Le cinéaste Bertrand Tavernier, dont le film La princesse de Montpensier sortira en avril aux États-Unis, est venu défendre à Los Angeles, le temps d’un hommage, le «plaisir physique» que lui procure le cinéma et son amour pour les westerns de l’âge d’or hollywoodien.

Après son magnifiqueIn the Electric Mist, tourné aux États-Unis avec Tommy Lee Jones et John Goodman, le cinéaste de Coup de torchon (1981) a renoué pour La princesse de Montpensier avec ses amours de jeunesse: les duels, les grandes chevauchées et autres cavalcades.

«Je suis devenu metteur en scène à cause de l’admiration que j’avais pour les westerns comme La charge héroïque (John Ford, 1950), 3 h 10 pour Yuma (Delmer Daves, 1957), Les affameurs (Anthony Mann, 1952) ou La vallée de la peur (Raoul Walsh, 1947)», raconte-t-il à l’AFP à Beverly Hills.

«Tout à coup, je retrouvais ce qu’on dû ressentir ces metteurs en scène, quand ils filmaient des cavalcades, des plans de nature. C’était comme revenir à mes racines, à ce que je ressentais quand j’avais 15 ans. Je me revoyais, jeune cinéphile, en train de découvrir les formidables duels à l’épée de Scaramouche», de George Sidney (1952), s’enthousiasme-t-il.

L’ogre du cinéma français qui fait feu de toute histoire et explore depuis L’horloger de Saint-Paul (1974) tous les genres du cinéma avec une égale gourmandise - et une connaissance encyclopédique du cinéma -, confie son immense plaisir à tourner des films.

«Il y a une chose que j’essaie de montrer très fortement dans mes derniers films, c’est à quel point je suis heureux sur le plateau, à quel point j’aime tourner, et à quel point j’ai envie de communiquer au public le plaisir que j’ai éprouvé à faire ces films», dit-il.

«Ce plaisir ne dépend pas seulement de l’atmosphère d’un plateau, c’est aussi le plaisir physique de travailler la caméra, la photo, à diriger les acteurs», ajoute-t-il. «Quand j’étais jeune, je sentais ce plaisir dans les films que j’aimais. Je trouve qu’il a un peu disparu du cinéma contemporain».

S’il revendique son admiration pour les westerns de l’âge d’or hollywoodien, le cinéaste est tout aussi passionné dans son rejet de l’immense majorité des films de cape et d’épée français, notamment ceux interprétés par Jean Marais, «qui lui ont toujours paru complètement nuls.»

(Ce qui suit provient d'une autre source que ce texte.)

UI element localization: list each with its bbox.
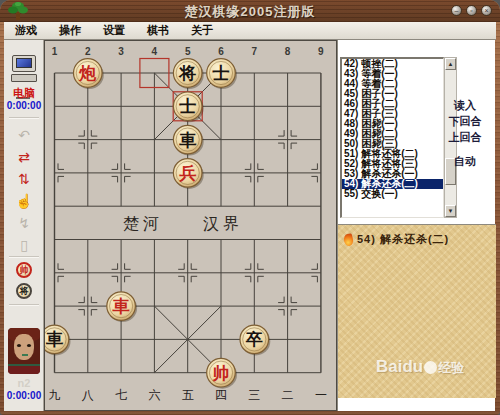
paw-icon — [424, 361, 437, 374]
svg-text:兵: 兵 — [178, 163, 196, 183]
piece-black[interactable]: 士 — [173, 92, 203, 122]
piece-black[interactable]: 士 — [207, 59, 237, 89]
tool-buttons: ↶ ⇄ ⇅ ☝ ↯ ▯ — [4, 124, 44, 256]
action-buttons: 读入 下回合 上回合 自动 — [441, 98, 489, 170]
svg-text:八: 八 — [82, 388, 94, 402]
move-updown-icon[interactable]: ⇅ — [4, 168, 44, 190]
board-grid: 123456789九八七六五四三二一楚河汉界炮将士士車兵車車卒帅 — [45, 41, 336, 414]
svg-text:9: 9 — [318, 46, 324, 57]
puzzle-list-item[interactable]: 55) 交换(一) — [342, 189, 443, 199]
undo-icon[interactable]: ↶ — [4, 124, 44, 146]
svg-text:将: 将 — [178, 63, 196, 83]
minimize-button[interactable]: – — [451, 5, 462, 16]
svg-text:士: 士 — [178, 96, 196, 116]
svg-text:楚河: 楚河 — [123, 214, 163, 233]
piece-black[interactable]: 車 — [173, 125, 203, 155]
svg-text:士: 士 — [212, 63, 230, 83]
menu-chessbook[interactable]: 棋书 — [136, 23, 180, 38]
main-content: 电脑 0:00:00 ↶ ⇄ ⇅ ☝ ↯ ▯ 帅 将 — [4, 40, 496, 411]
sidebar: 电脑 0:00:00 ↶ ⇄ ⇅ ☝ ↯ ▯ 帅 将 — [4, 40, 44, 411]
menu-operate[interactable]: 操作 — [48, 23, 92, 38]
svg-text:2: 2 — [85, 46, 91, 57]
menu-settings[interactable]: 设置 — [92, 23, 136, 38]
app-window: 楚汉棋缘2005注册版 – ▫ × 游戏 操作 设置 棋书 关于 电脑 0:00… — [0, 0, 500, 415]
sidebar-divider — [9, 117, 39, 119]
hand-icon[interactable]: ☝ — [4, 190, 44, 212]
scroll-down-icon[interactable]: ▼ — [445, 205, 456, 217]
black-general-icon[interactable]: 将 — [16, 283, 32, 299]
menu-bar: 游戏 操作 设置 棋书 关于 — [4, 22, 496, 40]
svg-text:6: 6 — [218, 46, 224, 57]
xiangqi-board[interactable]: 123456789九八七六五四三二一楚河汉界炮将士士車兵車車卒帅 — [44, 40, 337, 411]
piece-red[interactable]: 帅 — [207, 358, 237, 388]
flame-icon — [343, 233, 354, 247]
sidebar-divider — [9, 304, 39, 306]
svg-text:4: 4 — [152, 46, 158, 57]
menu-game[interactable]: 游戏 — [4, 23, 48, 38]
menu-about[interactable]: 关于 — [180, 23, 224, 38]
close-button[interactable]: × — [481, 5, 492, 16]
auto-button[interactable]: 自动 — [441, 154, 489, 169]
piece-red[interactable]: 兵 — [173, 159, 203, 189]
top-player-clock: 0:00:00 — [4, 100, 44, 111]
svg-text:四: 四 — [215, 388, 227, 402]
read-in-button[interactable]: 读入 — [441, 98, 489, 113]
right-panel: 42) 顿挫(二)43) 等着(一)44) 等着(二)45) 困子(一)46) … — [337, 40, 495, 411]
restore-button[interactable]: ▫ — [466, 5, 477, 16]
svg-text:5: 5 — [185, 46, 191, 57]
piece-black[interactable]: 卒 — [240, 325, 270, 355]
piece-black[interactable]: 将 — [173, 59, 203, 89]
svg-text:五: 五 — [182, 388, 194, 402]
svg-text:汉界: 汉界 — [203, 214, 243, 233]
window-controls: – ▫ × — [451, 5, 492, 16]
svg-text:8: 8 — [285, 46, 291, 57]
svg-text:卒: 卒 — [246, 329, 263, 349]
svg-text:1: 1 — [52, 46, 58, 57]
piece-red[interactable]: 炮 — [74, 59, 104, 89]
svg-text:九: 九 — [49, 388, 61, 402]
piece-black[interactable]: 車 — [45, 325, 71, 355]
svg-text:車: 車 — [112, 296, 130, 316]
title-bar[interactable]: 楚汉棋缘2005注册版 – ▫ × — [0, 0, 500, 22]
svg-text:七: 七 — [115, 388, 127, 402]
svg-text:車: 車 — [178, 130, 196, 150]
svg-text:一: 一 — [315, 388, 327, 402]
sidebar-divider — [9, 256, 39, 258]
next-round-button[interactable]: 下回合 — [441, 114, 489, 129]
bottom-player-name: n2 — [4, 377, 44, 389]
swap-sides-icon[interactable]: ⇄ — [4, 146, 44, 168]
notation-icon[interactable]: ▯ — [4, 234, 44, 256]
window-title: 楚汉棋缘2005注册版 — [0, 3, 500, 21]
svg-text:炮: 炮 — [78, 63, 96, 83]
player-avatar — [8, 328, 40, 374]
bottom-player-clock: 0:00:00 — [4, 390, 44, 401]
svg-text:六: 六 — [148, 388, 160, 402]
scroll-up-icon[interactable]: ▲ — [445, 58, 456, 70]
svg-text:二: 二 — [282, 388, 294, 402]
svg-text:三: 三 — [248, 388, 260, 402]
piece-red[interactable]: 車 — [107, 292, 137, 322]
svg-text:車: 車 — [45, 329, 63, 349]
top-player-name: 电脑 — [4, 86, 44, 101]
red-general-icon[interactable]: 帅 — [16, 262, 32, 278]
lightning-icon[interactable]: ↯ — [4, 212, 44, 234]
svg-text:3: 3 — [118, 46, 124, 57]
prev-round-button[interactable]: 上回合 — [441, 130, 489, 145]
current-puzzle-label: 54) 解杀还杀(二) — [357, 232, 449, 247]
status-panel: 54) 解杀还杀(二) Baidu经验 jingyan.baidu.com ▾ — [338, 224, 496, 398]
svg-text:帅: 帅 — [212, 363, 230, 383]
computer-icon — [10, 55, 38, 85]
puzzle-list[interactable]: 42) 顿挫(二)43) 等着(一)44) 等着(二)45) 困子(一)46) … — [340, 57, 444, 218]
svg-text:7: 7 — [252, 46, 258, 57]
baidu-watermark: Baidu经验 — [376, 357, 464, 377]
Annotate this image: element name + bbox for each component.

«Les décors étaient nuls. Personne ne se foulait dans les choix des extérieurs, les chevauchées étaient filmées dans des plaines tristes et sans ciel. Les couleurs étaient moches, horribles à voir», affirme-t-il.

«Les Français ont mis très longtemps à se servir de la couleur. Il a fallu attendre les années 60 et 70 et la nouvelle génération de chef-opérateurs pour avoir enfin des films magnifiquement photographiés. Avant ça, c’était bâclé, tout était suréclairé», déclare-t-il.

La princesse de Montpensier, une histoire d’amour sur fond de guerres de religion adaptée de la nouvelle de Madame de La Fayette, avait été présenté au Festival de Cannes en 2010. Sa projection à l’American Cinémathèque en mars, dans le cadre d’un hommage au cinéaste, a été chaleureusement accueillie.

«Ils ont trouvé le film moderne et audacieux», observe Bertrand Tavernier. «Ça m’a changé de certaines réactions à Cannes où on me disait que le film était trop classique. Je n’arrivais pas à comprendre cette critique.»

«Mais Claude Chabrol m’avait prévenu, il y a quelques années», poursuit-il. «Il m’avait dit: «Si tu fais un film avec des bougies et des lampes à huile, les gens vont dire que c’est classique et académique. Si tu fais le même plan avec une lampe de poche, ça va être moderne».»